何度も観察をしていたので、あのクリップが先生のであるのは低いのである。


「君たちがここに呼ばれた理由わかるよね?」


「ごっごめんなさい」


四人が一声に頭を下げた。僕は一通りのことを彼らに説明して、四人とも帰らせた。

この事件が表に出ることはないだろう。あの四人が仕出かそうとした犯罪は、ピッキングであった。

校長室の掃除中に誰も来ないのを確認して、彼らは金庫を準備した固めのクリップを使って、開けようとしていたのだ。中に入っている期末の答案用紙を確かめるためだった。

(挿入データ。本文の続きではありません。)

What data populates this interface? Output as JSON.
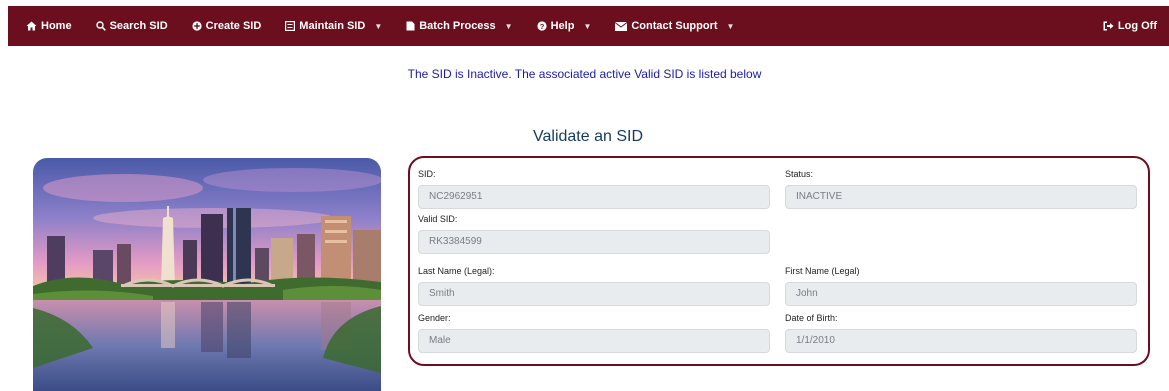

だが、開けてる途中先生が近づいてきたので、ピッキングに使ったクリップを発見されたらまずいと思い、窓から捨てたのだ。

そこに、理科室から落ちた針金と共にホームズの頭に落ちてきたのだ。

そもそも、針金とクリップが同じ場所から落ちたと思ったから、謎が深まってしまったのだ。

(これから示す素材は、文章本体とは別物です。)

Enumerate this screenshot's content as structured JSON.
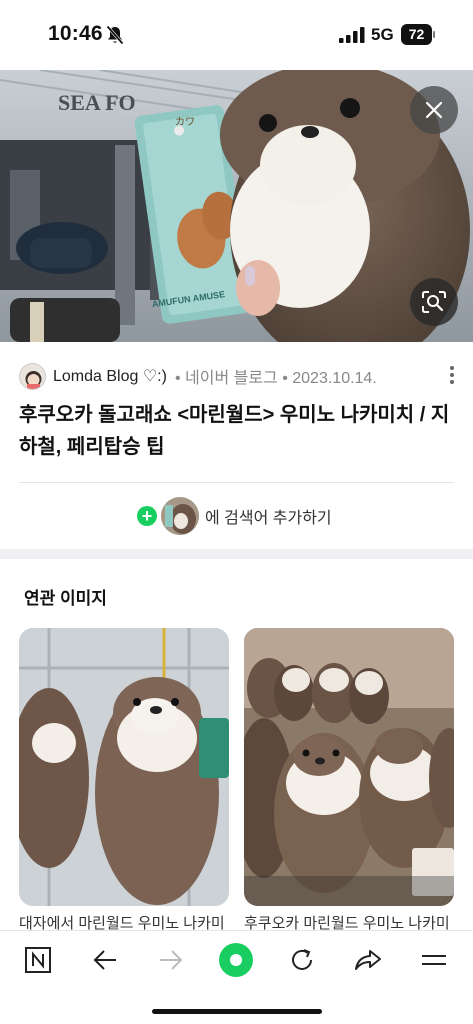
{
  "status_bar": {
    "time": "10:46",
    "network": "5G",
    "battery": "72"
  },
  "hero": {
    "sign_text": "SEA FO",
    "tag_text_1": "カワ",
    "tag_text_2": "AMUFUN AMUSE"
  },
  "result": {
    "source_name": "Lomda Blog ♡:)",
    "source_meta": "• 네이버 블로그 • 2023.10.14.",
    "title": "후쿠오카 돌고래쇼 <마린월드> 우미노 나카미치 / 지하철, 페리탑승 팁"
  },
  "add_search": {
    "label": "에 검색어 추가하기"
  },
  "related": {
    "section_title": "연관 이미지",
    "cards": [
      {
        "caption": "대자에서 마린월드 우미노 나카미"
      },
      {
        "caption": "후쿠오카 마린월드 우미노 나카미"
      }
    ]
  },
  "colors": {
    "accent_green": "#19ce60",
    "toolbar_icon": "#222222"
  },
  "icons": [
    "bell-slash-icon",
    "signal-icon",
    "close-icon",
    "image-search-icon",
    "more-vertical-icon",
    "naver-n-icon",
    "back-arrow-icon",
    "forward-arrow-icon",
    "green-home-icon",
    "refresh-icon",
    "share-icon",
    "menu-icon"
  ]
}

「あっぶなかったな、もう少しでチクられるところだった。」


「でもまさか、卒業生の兄貴が校長室の金庫の番号知っていたとわな、今日はダメだったけど、また今度しようぜ」


「お前ら何言ってるだよ。すぐにでも決行だよ。あの探偵馬鹿、まんまと演技にはまって、チクらないって約束したんだからよ。」


その時だ、見知らぬ番号から電話がなっていた。

電話に出ると、あの探偵が話始めた。

「君達の下手な芝居に付き合っていたんだが、悪事に染まりそうになってるから、さっきの四人のトークは、すでに職員室に流してます、君らに仕掛けた盗聴器で先生達に聞かせています。

早く謝りに来た方が無難だと思いますよ」


ワトスンは、にっこり笑いながら職員室をあとにした。

その後、ホームズ君の家で勉強を教わるが、返ってきたテストは全て赤点であった。

ホームズは、一言「時間を返せ」と、呆れ顔になっていた。